2021-05-23T11:51:58.506Z


Paid by the Nazis, painted by a party member: the controversial choir fresco of the Starnberg parish church is to be preserved in the course of the renovation. Pastor Dr. Andreas Jall can think of many reasons for this: The painting does not fit the Nazi ideology, he says. It even sometimes mocked her.


Paid by the Nazis, painted by a party member: the controversial choir fresco of the Starnberg parish church is to be preserved in the course of the renovation.

Pastor Dr.

Andreas Jall can think of many reasons for this: The painting does not fit the Nazi ideology, he says.
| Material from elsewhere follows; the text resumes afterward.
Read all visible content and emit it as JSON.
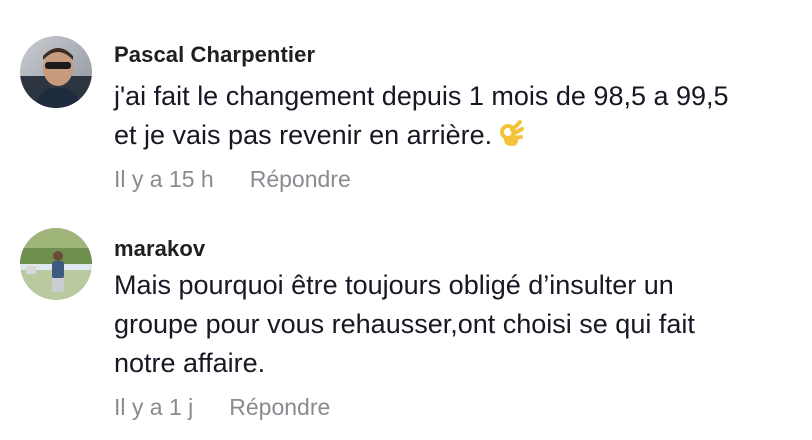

It even sometimes mocked her.

Starnberg - Is that a Hitler salute from God personally? Who knows who painted the choir fresco in the Starnberg parish church of St. Maria has to ask himself this question. City Pastor Dr. Andreas Jall faced so many more. He does not yet have all the answers about the painting from the Nazi era - but he has researched enough to explain to the congregation at Whitsun in the church service why it should be preserved. This decision was made by the church administration and the parish council after controversial discussions.

The renovation of the church is being planned.

And with Paul Hoser's book “Political History of Starnberg”, published in October 2019, which also sheds light on the problematic history of the fresco, the topic boiled up inside the church.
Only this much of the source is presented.